Mi calle, la Saénz Peña, donde viví mi infancia y hoy mi madurez, era un solar alambrado. Para ir al centro caminábamos por un caminito de romerillo y de renuevos de caldén. Cuántas veces enterramos tesoros de azúcar y harina en esa huella para no llegar a casa con grandes paquetes de caramelos y masitas que comprábamos en la Casa Nueva por nimios 5 centavos. Y al otro día, cuando volvíamos a recorrer ese camino para ir a la escuela, le íbamos pisando los talones a las hormigas coloradas que acarreaban los restos de nuestros tesoros. Pero... cómo no comerlos. Limpiábamos con nuestros abrigos las masitas y los caramelos y los disfrutábamos riendo recordando la travesura.

Los días de viento caminábamos por las calles buscando monedas con un imán tirado por un hilo. Otras tantas veces juntábamos huesos y latas para venderle a Don Blanco, que tenía un vivero donde está hoy el Museo Cívico, o vidrios y hierros para vender a Don Agustín Olguín y así conseguir algunas monedas para comprar golosinas o para ir al Cine de Miguel -actualmente Guardia del Monte- a ver la tira de "El Zorro". Nos peleábamos con los chicos del barrio (los Tinelli, los Corbalán, los López, los Rodríguez...) por las osamentas. Íbamos caminando, bolsa en mano, hasta lo de Marzo, con un cargamento de toscas para la honda, prestos para avizorar huesos y cantar primero ¡Este es mío!.

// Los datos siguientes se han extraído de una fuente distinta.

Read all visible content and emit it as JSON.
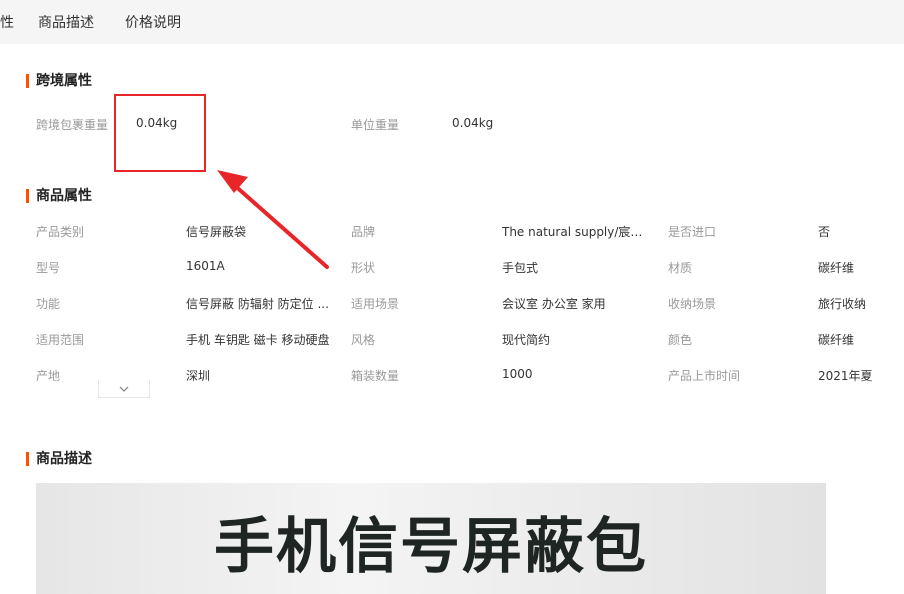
{
  "tabs": [
    "性",
    "商品描述",
    "价格说明"
  ],
  "cross_border": {
    "title": "跨境属性",
    "rows": [
      {
        "label": "跨境包裹重量",
        "value": "0.04kg"
      },
      {
        "label": "单位重量",
        "value": "0.04kg"
      }
    ]
  },
  "product_attrs": {
    "title": "商品属性",
    "rows": [
      [
        {
          "label": "产品类别",
          "value": "信号屏蔽袋"
        },
        {
          "label": "品牌",
          "value": "The natural supply/宸富..."
        },
        {
          "label": "是否进口",
          "value": "否"
        }
      ],
      [
        {
          "label": "型号",
          "value": "1601A"
        },
        {
          "label": "形状",
          "value": "手包式"
        },
        {
          "label": "材质",
          "value": "碳纤维"
        }
      ],
      [
        {
          "label": "功能",
          "value": "信号屏蔽 防辐射 防定位 ..."
        },
        {
          "label": "适用场景",
          "value": "会议室 办公室 家用"
        },
        {
          "label": "收纳场景",
          "value": "旅行收纳"
        }
      ],
      [
        {
          "label": "适用范围",
          "value": "手机 车钥匙 磁卡 移动硬盘"
        },
        {
          "label": "风格",
          "value": "现代简约"
        },
        {
          "label": "颜色",
          "value": "碳纤维"
        }
      ],
      [
        {
          "label": "产地",
          "value": "深圳"
        },
        {
          "label": "箱装数量",
          "value": "1000"
        },
        {
          "label": "产品上市时间",
          "value": "2021年夏"
        }
      ]
    ]
  },
  "description": {
    "title": "商品描述",
    "banner_text": "手机信号屏蔽包"
  },
  "colors": {
    "accent": "#ff5000",
    "annotation": "#e8262a"
  },
  "icons": {
    "expand": "chevron-down-icon"
  }
}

En la época del piquillín recorríamos el monte para juntar su fruto para el arrope; comíamos piquillín, chauchas, papas de monte, recolectábamos peperina y carqueja, sacábamos huevos de los niditos de los pájaros, los hervíamos y nos hacíamos el picnic de las 3 de la tarde.
Cuando se aproximaban las quemas de San Juan y San Pedro salíamos a buscar cardos rusos para competir con los otros chicos "a ver quién hace la fogata más grande". Cuando estaba encendida, le echábamos revienta caballo, para lograr explosiones magníficas, nuestros fuegos artificiales.
En agosto, el mes de los vientos, nos dedicábamos a proveernos de hilo, papel, engrudo, cañas secas para armar el barrilete. Cada uno lo hacía de los colores de su equipo de fútbol. Competíamos por quién lo hacía más grande, más veloz, con formas más complicadas. Algunos elegían formas de bote, otros de estrella, de cometa. A veces bajo la supervisión de mi hermano Malacha, tratábamos de ganar atando una Gillette en la cola del barrilete para cortar los hilos de nuestros contrincantes. Por la noche, en la cola le poníamos un tarrito calado con una brasa y les hacíamos creer a los demás que era la luz mala.
Quiero aclarar que en ese tiempo cada familia tenía entre 7 a 10 hijos. Saquen ustedes la cuenta de la cantidad de chicos que nos reuníamos para hacer esas travesuras.